Technische encyclopedie

Winkler Prins (1975)

Gepubliceerd op 10-01-2025

FOTON

betekenis & definitie

of lichtquantum, het energiequantum van het elektromagnetische veld.

In de theorie van J.C. Maxwell voor de elektromagnetische straling worden golfverschijnselen als interferentie, diffractie, reflectie met veel succes verklaard. De straling heeft echter een dualistisch karakter. In 1900 stelde M. Planck dat, om tot een theoretische afleiding van de experimenteel gevonden wetten van de warmtestraling te komen, de straling van een zwart lichaam alleen kan voorkomen in energiepakketjes van de grootte E = hv, waarin h de constante van Planck is en v de frequentie van de straling. Deze onderstelling is in 1905 door A.Einstein ter verklaring van het foto-elektrische effect geheel consequent uitgebreid tot elektromagnetische straling, onafhankelijk van het ontstaan daarvan. De fotonen gedragen zich als deeltjes met spin 1h en zonder rustmassa (zie Fotonengas). Met dit deeltje is een debrogliegolflengte λ = h/p geassocieerd (p is de impuls). Zoals voor alle deeltjes met een rustmassa nul geldt hier de relatie E = cp, waarin c de lichtsnelheid in vacuüm is.

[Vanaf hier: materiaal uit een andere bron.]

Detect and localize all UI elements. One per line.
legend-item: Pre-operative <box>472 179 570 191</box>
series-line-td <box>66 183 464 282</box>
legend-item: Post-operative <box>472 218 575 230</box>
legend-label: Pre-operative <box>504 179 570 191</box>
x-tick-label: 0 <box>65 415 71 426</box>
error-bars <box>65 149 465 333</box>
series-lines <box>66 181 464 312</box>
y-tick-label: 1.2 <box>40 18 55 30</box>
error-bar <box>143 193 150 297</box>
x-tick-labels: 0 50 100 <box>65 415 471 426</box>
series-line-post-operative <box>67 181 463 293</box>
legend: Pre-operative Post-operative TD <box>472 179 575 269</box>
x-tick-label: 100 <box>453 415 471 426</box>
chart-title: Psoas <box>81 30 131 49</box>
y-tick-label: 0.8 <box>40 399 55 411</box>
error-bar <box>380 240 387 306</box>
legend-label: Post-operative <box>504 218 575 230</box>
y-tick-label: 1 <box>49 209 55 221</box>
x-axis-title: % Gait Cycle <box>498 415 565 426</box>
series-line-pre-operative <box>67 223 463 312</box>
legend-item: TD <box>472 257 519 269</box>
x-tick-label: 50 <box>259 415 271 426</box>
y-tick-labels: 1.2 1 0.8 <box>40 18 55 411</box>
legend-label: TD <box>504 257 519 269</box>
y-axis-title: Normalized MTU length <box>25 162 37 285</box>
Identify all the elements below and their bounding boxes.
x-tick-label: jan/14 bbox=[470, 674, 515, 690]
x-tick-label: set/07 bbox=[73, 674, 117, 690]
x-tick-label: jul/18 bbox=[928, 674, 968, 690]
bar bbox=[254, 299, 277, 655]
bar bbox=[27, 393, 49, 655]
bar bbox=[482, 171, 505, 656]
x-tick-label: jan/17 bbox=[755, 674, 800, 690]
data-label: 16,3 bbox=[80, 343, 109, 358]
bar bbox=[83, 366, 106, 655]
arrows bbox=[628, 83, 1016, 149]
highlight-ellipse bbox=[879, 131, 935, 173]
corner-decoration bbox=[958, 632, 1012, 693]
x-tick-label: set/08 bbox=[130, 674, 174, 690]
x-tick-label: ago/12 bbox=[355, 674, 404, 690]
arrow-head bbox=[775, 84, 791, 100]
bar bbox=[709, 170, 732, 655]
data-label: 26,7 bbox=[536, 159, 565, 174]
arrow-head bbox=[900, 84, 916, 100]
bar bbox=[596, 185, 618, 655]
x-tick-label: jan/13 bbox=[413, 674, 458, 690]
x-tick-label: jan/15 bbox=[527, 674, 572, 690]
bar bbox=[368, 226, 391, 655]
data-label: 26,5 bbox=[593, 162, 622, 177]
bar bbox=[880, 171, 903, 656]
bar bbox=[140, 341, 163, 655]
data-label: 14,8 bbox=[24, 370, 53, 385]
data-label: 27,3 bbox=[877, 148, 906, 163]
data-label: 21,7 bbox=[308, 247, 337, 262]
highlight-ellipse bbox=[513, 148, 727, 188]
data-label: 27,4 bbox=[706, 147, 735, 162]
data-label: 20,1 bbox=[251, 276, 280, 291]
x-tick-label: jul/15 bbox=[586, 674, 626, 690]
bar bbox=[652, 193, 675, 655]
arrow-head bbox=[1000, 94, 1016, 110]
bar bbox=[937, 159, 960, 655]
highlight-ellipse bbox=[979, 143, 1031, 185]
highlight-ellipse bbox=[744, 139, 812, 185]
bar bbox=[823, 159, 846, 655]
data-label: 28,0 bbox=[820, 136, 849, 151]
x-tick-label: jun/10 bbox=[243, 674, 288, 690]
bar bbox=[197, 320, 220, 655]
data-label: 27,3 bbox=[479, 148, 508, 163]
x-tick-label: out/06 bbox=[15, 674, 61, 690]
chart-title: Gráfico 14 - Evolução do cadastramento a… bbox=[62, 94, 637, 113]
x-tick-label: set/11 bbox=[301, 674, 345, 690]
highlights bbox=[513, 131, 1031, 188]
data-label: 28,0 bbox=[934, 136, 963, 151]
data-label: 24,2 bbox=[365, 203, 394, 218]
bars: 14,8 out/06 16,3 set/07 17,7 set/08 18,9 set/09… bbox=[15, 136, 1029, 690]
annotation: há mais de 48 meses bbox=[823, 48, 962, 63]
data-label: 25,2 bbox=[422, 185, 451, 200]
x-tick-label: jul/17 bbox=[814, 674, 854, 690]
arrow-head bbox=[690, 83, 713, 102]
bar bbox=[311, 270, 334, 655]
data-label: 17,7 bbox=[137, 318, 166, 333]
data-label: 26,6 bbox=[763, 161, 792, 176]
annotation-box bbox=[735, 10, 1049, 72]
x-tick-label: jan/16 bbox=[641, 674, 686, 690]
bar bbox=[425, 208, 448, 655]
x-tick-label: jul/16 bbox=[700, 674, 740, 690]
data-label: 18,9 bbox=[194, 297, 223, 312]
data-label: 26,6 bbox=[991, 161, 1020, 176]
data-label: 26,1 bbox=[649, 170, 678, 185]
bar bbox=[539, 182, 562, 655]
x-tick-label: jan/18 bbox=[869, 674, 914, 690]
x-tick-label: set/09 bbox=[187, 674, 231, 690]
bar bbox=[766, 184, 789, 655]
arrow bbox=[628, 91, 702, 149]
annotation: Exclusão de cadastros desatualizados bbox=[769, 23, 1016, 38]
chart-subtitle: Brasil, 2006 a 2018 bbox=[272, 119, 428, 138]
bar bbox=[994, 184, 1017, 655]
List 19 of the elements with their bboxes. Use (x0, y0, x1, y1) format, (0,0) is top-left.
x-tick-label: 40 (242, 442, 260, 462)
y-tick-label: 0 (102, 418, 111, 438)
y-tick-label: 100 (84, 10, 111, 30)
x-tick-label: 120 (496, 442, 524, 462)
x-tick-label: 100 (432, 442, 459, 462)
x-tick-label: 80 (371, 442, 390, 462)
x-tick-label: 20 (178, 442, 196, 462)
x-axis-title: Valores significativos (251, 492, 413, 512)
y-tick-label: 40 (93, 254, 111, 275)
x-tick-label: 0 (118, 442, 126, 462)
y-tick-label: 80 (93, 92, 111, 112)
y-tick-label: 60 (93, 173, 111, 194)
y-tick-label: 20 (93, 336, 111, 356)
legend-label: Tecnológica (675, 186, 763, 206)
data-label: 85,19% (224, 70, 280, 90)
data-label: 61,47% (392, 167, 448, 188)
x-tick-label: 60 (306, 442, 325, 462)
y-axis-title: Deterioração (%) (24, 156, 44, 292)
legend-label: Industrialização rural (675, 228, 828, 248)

Het foton dat een geheeltallige spin bezit, is een boson. Opgevat als deeltje is het foton identiek met zijn antideeltje (zie Elementaire deeltjes). Het deeltjesbegrip foton is van veel nut voor het verklaren van het comptoneffect en het foto-elektrisch effect. Als golfverschijnsel worden zijn eigenschappen gegeven door de vectoren E en B (resp. elektrische veldsterkte en de magnetische fluxdichtheid ofwel inductie) die het elektromagnetische veld beschrijven en die aan de maxwellvergelijkingen voldoen (zie Elektromagnetisme). Dit vectoriële karakter van het golfverschijnsel correspondeert met de spin 1h van het foton.